2. specific inherited alterations/mutations with BRCA genes.
3. reproductive history.
However, based on current research, none of these factors seem to be as strong as the effect of carrying a harmful BRCA1 and 2 mutation.
Locally, blood tests are available through private and government hospitals to check for BRCA mutations. The sample is sent to a central laboratory and in certain cases overseas to be tested. It usually takes a month to get a result. The estimated cost is about R10 000.
Because BRCA1 and BRCA2 mutations are not common in the general population, it is not recommended that all women be routinely tested. When the following factors are present, testing is offered:
• Breast cancer diagnosed before age 50
• Cancer in both breasts in the same woman
• Both breast and ovarian cancer in either the same woman or the same family
• Multiple breast cancers
• Cases of male breast cancers
• Ashkanazi Jewish ethnicity
Testing should always be the done only after proper genetic counselling. Counselling should be performed by a healthcare professional who is experienced in cancer genetics. Professional societies do not recommend that children, even those with a family history of BRCA1 and BRCA2 mutations undergo genetic testing for the mutations. This is because no risk reduction strategies exist for children and children’s risks of developing a cancer associated with this mutation are extremely low. After these children become adults, however, they may want to obtain genetic counselling themselves about whether to undergo genetic testing or not.
By having a mastectomy, Angelina dropped her lifetime risk of breast cancer from 87% to under 5%. She then opted for regular screening and tests to reduce her risk of ovarian cancer. This she did for 2 years, until she had a scare of a positive result. That is when she chose to undergo surgery to remove her fallopian tubes and ovaries.
“In my case, the Eastern and Western doctors I met agreed that surgery to remove my tubes and ovaries was the best option, because on top of the BRCA gene, three women in my family have died from cancer. My doctors indicated I should have preventive surgery about a decade before the earliest onset of cancer in my female relatives. My mother’s ovarian cancer was diagnosed when she was 49. I’m 39.
Last week, I had the procedure: a laparoscopic bilateral salpingo-oophorectomy. There was a small benign tumor on one ovary, but no signs of cancer in any of the tissues.
I have a little clear patch that contains bio-identical estrogen. A progesterone IUD was inserted in my uterus. It will help me maintain a hormonal balance, but more important it will help prevent uterine cancer. I chose to keep my uterus because cancer in that location is not part of my family.”

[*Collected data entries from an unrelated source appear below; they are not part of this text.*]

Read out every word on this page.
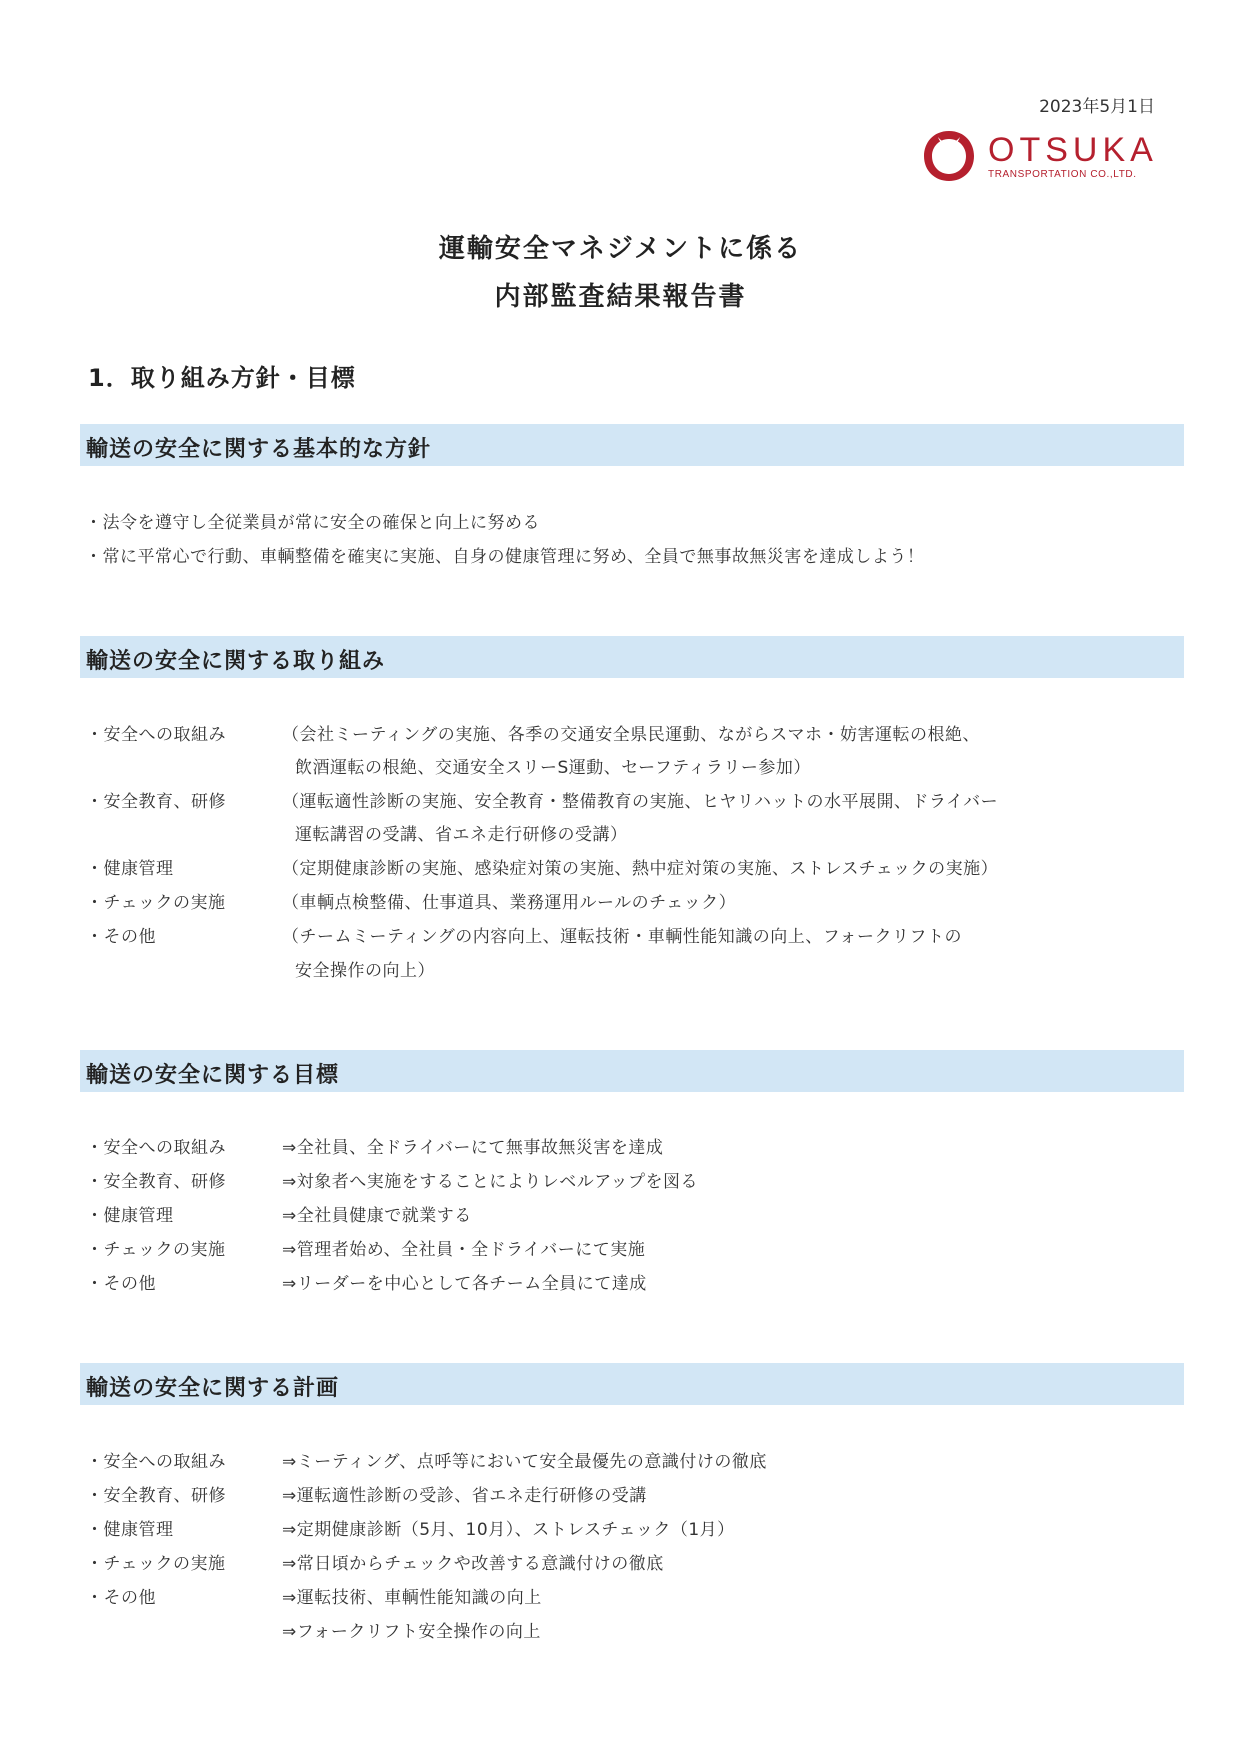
2023年5月1日
OTSUKA
TRANSPORTATION CO.,LTD.
運輸安全マネジメントに係る
内部監査結果報告書
1．取り組み方針・目標
輸送の安全に関する基本的な方針
・法令を遵守し全従業員が常に安全の確保と向上に努める
・常に平常心で行動、車輌整備を確実に実施、自身の健康管理に努め、全員で無事故無災害を達成しよう！
輸送の安全に関する取り組み
・安全への取組み	（会社ミーティングの実施、各季の交通安全県民運動、ながらスマホ・妨害運転の根絶、
飲酒運転の根絶、交通安全スリーS運動、セーフティラリー参加）
・安全教育、研修	（運転適性診断の実施、安全教育・整備教育の実施、ヒヤリハットの水平展開、ドライバー
運転講習の受講、省エネ走行研修の受講）
・健康管理	（定期健康診断の実施、感染症対策の実施、熱中症対策の実施、ストレスチェックの実施）
・チェックの実施	（車輌点検整備、仕事道具、業務運用ルールのチェック）
・その他	（チームミーティングの内容向上、運転技術・車輌性能知識の向上、フォークリフトの
安全操作の向上）
輸送の安全に関する目標
・安全への取組み	⇒全社員、全ドライバーにて無事故無災害を達成
・安全教育、研修	⇒対象者へ実施をすることによりレベルアップを図る
・健康管理	⇒全社員健康で就業する
・チェックの実施	⇒管理者始め、全社員・全ドライバーにて実施
・その他	⇒リーダーを中心として各チーム全員にて達成
輸送の安全に関する計画
・安全への取組み	⇒ミーティング、点呼等において安全最優先の意識付けの徹底
・安全教育、研修	⇒運転適性診断の受診、省エネ走行研修の受講
・健康管理	⇒定期健康診断（5月、10月）、ストレスチェック（1月）
・チェックの実施	⇒常日頃からチェックや改善する意識付けの徹底
・その他	⇒運転技術、車輌性能知識の向上
⇒フォークリフト安全操作の向上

Angelina chose to take Hormone Replacement Therapy even though this has been associated with an increased risk of breast cancer. This is a classical example of how a decision like this is extremely personal and is individualised according to each person. When a woman undergoes surgery to remove both ovaries, menopause is the result. Hot flushes, mood swings, weight gain and premature aging occurs shortly thereafter. These are often severe and debilitating. Of concern, also is the earlier onset of elevated cholesterol levels, cardiovascular disease, bone loss and osteoporosis and premature death . So if this surgery is performed in a woman under the age of 45, it is recommended that she take low dose Hormone Replacement Therapy.
“Regardless of the hormone replacements I’m taking, I am now in menopause. I will not be able to have any more children, and I expect some physical changes. But I feel at ease with whatever will come, not because I am strong but because this is a part of life. It is nothing to be feared.”
“It is not possible to remove all risk, and the fact is I remain prone to cancer. I will look for natural ways to strengthen my immune system. I feel feminine, and grounded in the choices I am making for myself and my family. I know my children will never have to say, “Mom died of ovarian cancer.”